While the rupee has depreciated and even breached 69- to-a-dollar mark, the process has been very fast. We should have no fear in allowing it to weaken further, but it is the volatility that our authorities need to address. Controlling the direction of where it is headed is not what we need.


Pace at which the rupee has been losing its sheen is cause for concern

Mahua Venkatesh
Associate editor, ThePrint

A weak and depreciating rupee hurts a few sectors and at the same time benefits a few others. It is, therefore, natural for one set of people, especially the exporters, to support depreciation of the rupee. The value of a currency, by and large, reflects the state of the economy and has a direct impact on inflation and prices. The way and the pace at which the rupee has been losing its sheen is a cause for concern. Experts and currency analysts have already predicted that the rupee, in the next six to eight months, is set to breach the 70-to-a-dollar level.

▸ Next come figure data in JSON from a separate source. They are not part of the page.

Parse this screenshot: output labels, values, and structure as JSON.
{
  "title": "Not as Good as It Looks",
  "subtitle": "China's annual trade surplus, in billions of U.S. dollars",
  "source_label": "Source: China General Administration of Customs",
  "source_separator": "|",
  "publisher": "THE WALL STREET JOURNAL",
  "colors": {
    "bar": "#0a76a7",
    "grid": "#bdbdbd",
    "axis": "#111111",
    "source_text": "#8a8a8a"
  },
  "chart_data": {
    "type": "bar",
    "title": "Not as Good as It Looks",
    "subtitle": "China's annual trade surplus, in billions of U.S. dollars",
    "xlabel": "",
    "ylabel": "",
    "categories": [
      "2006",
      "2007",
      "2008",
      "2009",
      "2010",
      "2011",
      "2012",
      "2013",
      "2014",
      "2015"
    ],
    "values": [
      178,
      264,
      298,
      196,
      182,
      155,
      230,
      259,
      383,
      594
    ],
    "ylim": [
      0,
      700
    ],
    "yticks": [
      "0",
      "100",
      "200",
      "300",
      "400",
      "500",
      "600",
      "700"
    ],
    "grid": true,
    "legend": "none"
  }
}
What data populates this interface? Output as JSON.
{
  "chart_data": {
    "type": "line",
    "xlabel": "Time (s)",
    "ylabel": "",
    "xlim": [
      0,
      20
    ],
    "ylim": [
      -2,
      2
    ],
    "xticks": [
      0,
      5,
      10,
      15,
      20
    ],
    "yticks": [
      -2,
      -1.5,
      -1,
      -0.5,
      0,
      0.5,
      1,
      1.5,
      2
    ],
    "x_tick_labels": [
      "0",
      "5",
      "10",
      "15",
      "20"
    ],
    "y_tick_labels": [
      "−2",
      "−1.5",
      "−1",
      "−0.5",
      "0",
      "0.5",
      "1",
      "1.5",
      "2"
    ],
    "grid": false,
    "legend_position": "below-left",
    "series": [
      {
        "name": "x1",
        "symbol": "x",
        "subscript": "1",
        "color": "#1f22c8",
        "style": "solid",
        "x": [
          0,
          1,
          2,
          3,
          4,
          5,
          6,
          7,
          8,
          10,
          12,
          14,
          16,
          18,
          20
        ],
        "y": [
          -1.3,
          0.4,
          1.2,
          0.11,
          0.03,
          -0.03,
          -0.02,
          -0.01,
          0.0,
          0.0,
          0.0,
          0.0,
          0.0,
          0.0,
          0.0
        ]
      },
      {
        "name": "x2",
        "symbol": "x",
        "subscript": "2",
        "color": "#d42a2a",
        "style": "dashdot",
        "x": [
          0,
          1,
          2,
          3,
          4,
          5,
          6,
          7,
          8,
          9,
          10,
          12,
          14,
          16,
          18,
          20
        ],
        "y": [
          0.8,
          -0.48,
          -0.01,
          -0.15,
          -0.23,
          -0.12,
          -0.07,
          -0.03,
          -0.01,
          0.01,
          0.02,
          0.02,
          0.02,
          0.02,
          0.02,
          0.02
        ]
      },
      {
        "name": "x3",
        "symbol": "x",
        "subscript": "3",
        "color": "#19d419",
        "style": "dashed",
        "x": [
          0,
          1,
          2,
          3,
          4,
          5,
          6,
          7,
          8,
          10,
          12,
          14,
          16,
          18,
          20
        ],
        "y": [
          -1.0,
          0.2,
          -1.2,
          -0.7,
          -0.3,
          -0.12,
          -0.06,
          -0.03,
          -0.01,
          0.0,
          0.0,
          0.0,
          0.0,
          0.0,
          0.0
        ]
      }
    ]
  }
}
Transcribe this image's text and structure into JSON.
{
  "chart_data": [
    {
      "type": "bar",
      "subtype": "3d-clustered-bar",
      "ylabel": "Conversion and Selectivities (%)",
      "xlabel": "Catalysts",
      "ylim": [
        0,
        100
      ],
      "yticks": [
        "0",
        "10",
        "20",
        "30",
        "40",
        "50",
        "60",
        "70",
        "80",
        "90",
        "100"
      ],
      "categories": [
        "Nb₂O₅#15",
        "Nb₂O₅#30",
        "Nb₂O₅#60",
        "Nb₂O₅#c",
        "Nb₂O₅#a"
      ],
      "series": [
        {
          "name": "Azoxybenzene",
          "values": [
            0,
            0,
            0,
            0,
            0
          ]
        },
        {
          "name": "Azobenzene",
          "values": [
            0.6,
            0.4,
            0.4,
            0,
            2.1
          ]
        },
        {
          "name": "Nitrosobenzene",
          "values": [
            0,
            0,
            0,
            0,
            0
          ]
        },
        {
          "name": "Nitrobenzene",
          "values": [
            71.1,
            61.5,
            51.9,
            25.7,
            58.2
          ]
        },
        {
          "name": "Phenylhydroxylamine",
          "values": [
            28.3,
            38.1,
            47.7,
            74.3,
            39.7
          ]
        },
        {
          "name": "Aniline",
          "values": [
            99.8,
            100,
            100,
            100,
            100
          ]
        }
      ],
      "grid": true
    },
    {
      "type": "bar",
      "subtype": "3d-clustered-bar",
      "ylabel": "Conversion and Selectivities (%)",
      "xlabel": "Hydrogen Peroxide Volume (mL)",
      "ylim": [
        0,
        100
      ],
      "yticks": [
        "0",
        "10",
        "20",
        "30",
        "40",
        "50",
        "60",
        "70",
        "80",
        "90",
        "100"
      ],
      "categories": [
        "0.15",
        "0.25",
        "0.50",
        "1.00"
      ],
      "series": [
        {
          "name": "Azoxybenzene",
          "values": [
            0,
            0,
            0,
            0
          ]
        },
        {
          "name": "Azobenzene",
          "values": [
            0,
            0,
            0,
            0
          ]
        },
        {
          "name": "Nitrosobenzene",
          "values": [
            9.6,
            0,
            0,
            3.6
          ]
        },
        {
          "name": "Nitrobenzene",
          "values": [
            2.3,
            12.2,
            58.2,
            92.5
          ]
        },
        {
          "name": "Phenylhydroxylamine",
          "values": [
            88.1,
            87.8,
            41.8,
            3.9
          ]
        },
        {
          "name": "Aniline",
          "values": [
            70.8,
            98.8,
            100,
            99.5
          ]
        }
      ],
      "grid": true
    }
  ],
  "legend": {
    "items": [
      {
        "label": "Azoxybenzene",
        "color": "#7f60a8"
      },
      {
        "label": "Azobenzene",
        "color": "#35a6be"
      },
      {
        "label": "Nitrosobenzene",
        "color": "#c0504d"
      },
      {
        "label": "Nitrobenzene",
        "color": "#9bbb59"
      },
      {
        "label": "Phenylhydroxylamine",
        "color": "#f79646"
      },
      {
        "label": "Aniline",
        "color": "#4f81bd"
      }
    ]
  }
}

True, a weak rupee will boost the country’s export sector and the government is already looking at several ways to support it, but at the same time it will push India’s import bill.

This is something that the country’s policymakers will have to grapple with considering that about 70 per cent of India’s oil requirements are imported.

So, a sliding rupee will make imports costlier and put pressure on the country’s trade deficit. Besides, it will also increase input costs further for Indian companies. All this put together will impact the broader economy of the country. The foreign exchange reserves – the assets held by the Reserve Bank of India – have also been dipping due to the weakening of the rupee.


Compiled by Mahua Venkatesh, Associate Editor at ThePrint.